AI as a clarification tool, not a magic promise
AI is interesting when it helps frame a problem better, not when it adds noise.
The trap of the magic promise
AI is often presented as an answer before the question is clear. It is asked to produce faster, generate more ideas, automate more. But accelerating a poorly framed problem does not necessarily create value. It can simply produce more noise, faster.
I prefer using it as a clarification tool. Not as a magic layer added to a product, but as a working partner to split, rephrase, compare and surface implicit choices.
Clarify before producing
In a project, AI becomes useful when it helps organize things: summarize context, rephrase a constraint, produce several angles, list risks, turn a vague intuition into options that can be discussed.
This work is sometimes more valuable than direct code or content generation. A good rephrasing can reveal that the topic is not “add a feature”, but “reduce friction”, “make a decision easier” or “avoid bad debt”.
Prototype without confusing speed and product
AI helps a lot with prototyping: generating a first interface, writing content variants, producing fake data, comparing user flows or getting a disposable codebase. It is very useful to materialize an idea quickly.
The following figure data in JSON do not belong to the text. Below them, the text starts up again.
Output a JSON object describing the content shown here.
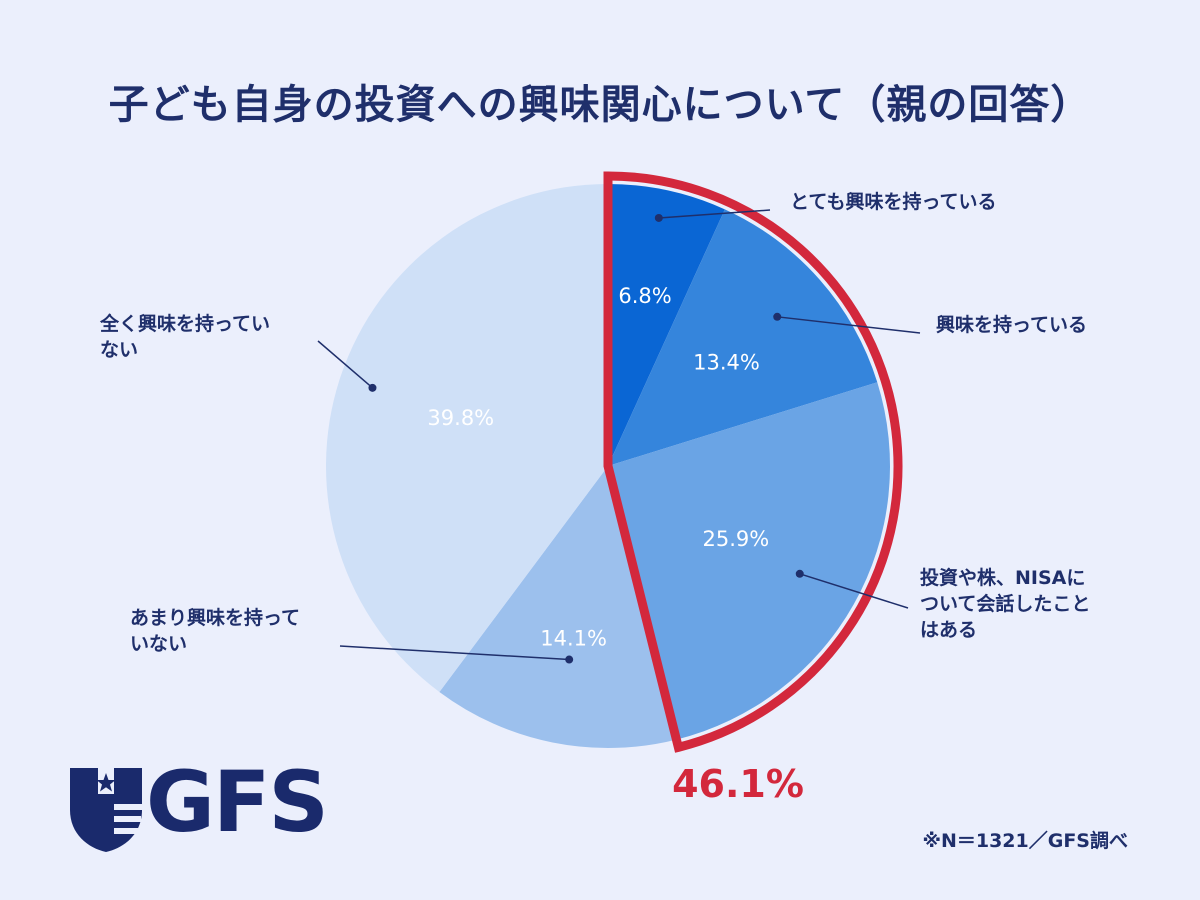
{
  "chart_data": {
    "type": "pie",
    "title": "子ども自身の投資への興味関心について（親の回答）",
    "start_angle_deg": 0,
    "direction": "clockwise",
    "slices": [
      {
        "label_lines": [
          "とても興味を持っている"
        ],
        "value": 6.8,
        "display": "6.8%",
        "color": "#0a66d4"
      },
      {
        "label_lines": [
          "興味を持っている"
        ],
        "value": 13.4,
        "display": "13.4%",
        "color": "#3585dc"
      },
      {
        "label_lines": [
          "投資や株、NISAに",
          "ついて会話したこと",
          "はある"
        ],
        "value": 25.9,
        "display": "25.9%",
        "color": "#6aa4e5"
      },
      {
        "label_lines": [
          "あまり興味を持って",
          "いない"
        ],
        "value": 14.1,
        "display": "14.1%",
        "color": "#9cc0ed"
      },
      {
        "label_lines": [
          "全く興味を持ってい",
          "ない"
        ],
        "value": 39.8,
        "display": "39.8%",
        "color": "#cfe0f7"
      }
    ],
    "highlight": {
      "slice_indices": [
        0,
        1,
        2
      ],
      "value_text": "46.1%",
      "color": "#d3283c"
    }
  },
  "logo": {
    "text": "GFS"
  },
  "source_note": "※N＝1321／GFS調べ"
}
But a quick prototype is not validation. It can make a product feel like it exists while the essentials are still missing: real usage, constraints, data model, maintenance, distribution, security, support and tradeoffs.
Keep human decision-making
AI can suggest, but someone must choose. It can structure, but someone must decide what is right, useful, credible or publishable. This is especially true on a professional website: the risk is not only writing something false, but writing something that sounds true without really being owned.
The right use keeps a critical loop: why this answer? what is missing? what cannot be verified? what is style rather than substance?
Discreet but useful AI
In my work, AI interests me less as a visible feature than as discreet leverage: preparing a meeting, clarifying a plan, turning notes into structure, comparing technical options, drafting documentation or accelerating product exploration.
It is in that discretion that it becomes useful. It does not replace judgment; it sometimes makes judgment easier to exercise.